Substitute $2500\,{\text{W}} \cdot {{\text{m}}^{{\text{ - 2}}}}$ for $I$ and $3 \times {10^8}\,{\text{m/s}}$ for $c$ in equation (1).
${p_{avg}} = \dfrac{{2500\,{\text{W}} \cdot {{\text{m}}^{{\text{ - 2}}}}}}{{{{\left( {3 \times {{10}^8}\,{\text{m/s}}} \right)}^2}}}$
$\Rightarrow {p_{avg}} = \dfrac{{2500\,{\text{W}} \cdot {{\text{m}}^{{\text{ - 2}}}}}}{{9 \times {{10}^{16}}\,{{\text{m}}^2}{\text{/}}{{\text{s}}^2}}}$
$\Rightarrow {p_{avg}} = 277.7 \times {10^{ - 16}}\,{{\text{m}}^2}{\text{/}}{{\text{s}}^2}$
$\Rightarrow {p_{avg}} = 2.78 \times {10^{ - 14}}\,{\text{kg}} \cdot {{\text{m}}^{ - 2}} \cdot {{\text{s}}^{ - 1}}$
Therefore, the average momentum density of a totally absorbing surface is $2.78 \times {10^{ - 14}}\,{\text{kg}} \cdot {{\text{m}}^{ - 2}} \cdot {{\text{s}}^{ - 1}}$.

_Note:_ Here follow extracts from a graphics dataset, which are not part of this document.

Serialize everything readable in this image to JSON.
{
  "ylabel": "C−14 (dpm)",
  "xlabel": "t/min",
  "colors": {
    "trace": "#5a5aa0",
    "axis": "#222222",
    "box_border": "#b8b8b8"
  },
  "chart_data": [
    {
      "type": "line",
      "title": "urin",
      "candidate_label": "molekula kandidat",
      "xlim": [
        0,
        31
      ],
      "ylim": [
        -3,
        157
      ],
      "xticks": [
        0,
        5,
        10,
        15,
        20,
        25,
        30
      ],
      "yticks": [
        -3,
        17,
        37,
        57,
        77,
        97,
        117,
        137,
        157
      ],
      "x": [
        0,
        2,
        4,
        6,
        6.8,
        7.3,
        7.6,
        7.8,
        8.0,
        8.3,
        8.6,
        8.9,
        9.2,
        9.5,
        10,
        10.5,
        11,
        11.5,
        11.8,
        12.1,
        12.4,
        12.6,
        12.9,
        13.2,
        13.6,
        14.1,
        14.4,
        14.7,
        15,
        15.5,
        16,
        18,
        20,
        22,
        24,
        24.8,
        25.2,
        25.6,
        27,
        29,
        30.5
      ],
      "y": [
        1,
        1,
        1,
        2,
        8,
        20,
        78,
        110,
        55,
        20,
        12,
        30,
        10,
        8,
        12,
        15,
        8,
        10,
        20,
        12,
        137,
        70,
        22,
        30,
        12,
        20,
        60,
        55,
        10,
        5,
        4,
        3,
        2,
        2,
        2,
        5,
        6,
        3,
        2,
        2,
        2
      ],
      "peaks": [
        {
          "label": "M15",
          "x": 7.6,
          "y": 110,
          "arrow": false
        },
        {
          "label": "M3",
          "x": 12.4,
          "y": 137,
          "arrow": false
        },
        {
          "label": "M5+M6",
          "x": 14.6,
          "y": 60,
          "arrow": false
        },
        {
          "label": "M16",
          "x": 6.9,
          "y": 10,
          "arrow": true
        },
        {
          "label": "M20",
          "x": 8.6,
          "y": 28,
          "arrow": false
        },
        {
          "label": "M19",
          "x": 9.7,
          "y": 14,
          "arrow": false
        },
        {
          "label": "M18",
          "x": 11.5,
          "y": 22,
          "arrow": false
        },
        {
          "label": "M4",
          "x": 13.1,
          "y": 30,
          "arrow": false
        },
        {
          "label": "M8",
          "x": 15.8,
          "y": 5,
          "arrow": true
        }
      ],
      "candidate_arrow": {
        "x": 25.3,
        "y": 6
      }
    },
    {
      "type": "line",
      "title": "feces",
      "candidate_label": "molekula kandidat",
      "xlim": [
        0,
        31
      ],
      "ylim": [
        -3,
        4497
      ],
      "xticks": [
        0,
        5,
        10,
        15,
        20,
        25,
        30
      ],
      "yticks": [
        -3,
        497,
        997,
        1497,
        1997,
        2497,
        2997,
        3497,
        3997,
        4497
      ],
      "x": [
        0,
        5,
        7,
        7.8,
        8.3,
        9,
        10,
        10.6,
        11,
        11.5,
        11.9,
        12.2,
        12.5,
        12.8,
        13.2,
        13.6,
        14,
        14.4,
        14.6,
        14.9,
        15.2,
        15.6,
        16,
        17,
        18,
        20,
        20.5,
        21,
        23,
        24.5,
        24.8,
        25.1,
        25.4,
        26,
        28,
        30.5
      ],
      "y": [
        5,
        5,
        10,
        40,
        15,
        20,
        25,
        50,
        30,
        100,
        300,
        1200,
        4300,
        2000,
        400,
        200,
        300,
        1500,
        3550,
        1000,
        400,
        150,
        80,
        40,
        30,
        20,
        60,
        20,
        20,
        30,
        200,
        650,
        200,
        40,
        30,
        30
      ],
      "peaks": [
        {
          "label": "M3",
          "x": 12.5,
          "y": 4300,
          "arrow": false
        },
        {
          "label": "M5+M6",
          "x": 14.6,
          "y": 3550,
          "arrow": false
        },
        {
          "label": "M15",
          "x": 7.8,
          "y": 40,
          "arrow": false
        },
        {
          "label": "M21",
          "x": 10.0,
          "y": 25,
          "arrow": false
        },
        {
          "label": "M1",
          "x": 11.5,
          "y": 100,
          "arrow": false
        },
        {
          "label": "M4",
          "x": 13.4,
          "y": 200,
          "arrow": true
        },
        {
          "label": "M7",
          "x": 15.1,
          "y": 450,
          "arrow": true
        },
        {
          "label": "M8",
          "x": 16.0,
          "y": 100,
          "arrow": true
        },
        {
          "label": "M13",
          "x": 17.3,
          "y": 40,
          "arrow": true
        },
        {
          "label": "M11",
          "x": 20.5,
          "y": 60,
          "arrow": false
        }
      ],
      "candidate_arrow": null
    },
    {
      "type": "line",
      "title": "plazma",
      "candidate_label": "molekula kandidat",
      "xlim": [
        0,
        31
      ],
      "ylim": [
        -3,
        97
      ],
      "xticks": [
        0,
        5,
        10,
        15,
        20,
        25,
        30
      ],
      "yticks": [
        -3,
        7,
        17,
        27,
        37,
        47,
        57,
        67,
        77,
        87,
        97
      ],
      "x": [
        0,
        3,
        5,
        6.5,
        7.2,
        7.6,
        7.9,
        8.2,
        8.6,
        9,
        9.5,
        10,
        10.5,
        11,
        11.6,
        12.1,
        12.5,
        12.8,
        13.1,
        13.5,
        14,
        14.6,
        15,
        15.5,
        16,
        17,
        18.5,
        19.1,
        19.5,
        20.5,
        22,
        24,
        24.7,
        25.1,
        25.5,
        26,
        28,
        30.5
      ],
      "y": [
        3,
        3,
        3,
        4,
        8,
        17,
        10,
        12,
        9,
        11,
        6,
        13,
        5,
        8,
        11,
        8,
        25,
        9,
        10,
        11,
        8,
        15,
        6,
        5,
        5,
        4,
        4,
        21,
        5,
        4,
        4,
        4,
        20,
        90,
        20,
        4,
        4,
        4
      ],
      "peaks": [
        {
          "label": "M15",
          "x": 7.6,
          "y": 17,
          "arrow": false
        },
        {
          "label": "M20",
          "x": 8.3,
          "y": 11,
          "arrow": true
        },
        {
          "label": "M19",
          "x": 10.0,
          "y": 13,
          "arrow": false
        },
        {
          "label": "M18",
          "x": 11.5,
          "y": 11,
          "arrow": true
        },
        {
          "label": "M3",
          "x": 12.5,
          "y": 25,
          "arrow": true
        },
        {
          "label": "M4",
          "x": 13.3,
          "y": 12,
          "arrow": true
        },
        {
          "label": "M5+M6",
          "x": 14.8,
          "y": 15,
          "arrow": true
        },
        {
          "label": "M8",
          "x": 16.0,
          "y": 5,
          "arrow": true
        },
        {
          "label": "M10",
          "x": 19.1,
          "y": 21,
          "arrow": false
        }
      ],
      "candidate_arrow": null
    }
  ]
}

So, the correct answer is “Option D”.

Additional Information:
The average momentum density is the momentum per unit volume.
The average momentum density of a totally reflecting surface is given by
${p_{avg}} = \dfrac{{2I}}{{{c^2}}}$
Here, ${p_{avg}}$ is the average momentum density of the totally reflecting surface, $I$ is the intensity of the light and $c$ is the speed of the light.
The momentum density is also denoted by $\dfrac{{dp}}{{dV}}$. Here, $dp$ is the infinitesimal change in the momentum.

Note:
The unit of power in simplified form is ${\text{kg}} \cdot {{\text{m}}^2} \cdot {{\text{s}}^{{\text{ - 3}}}}$. Hence, the unit of the average momentum density becomes ${\text{kg}} \cdot {{\text{m}}^{ - 2}} \cdot {{\text{s}}^{ - 1}}$.
The phenomenon of radiation pressure is caused due to the momentum which is the property of the file and not the moving particles.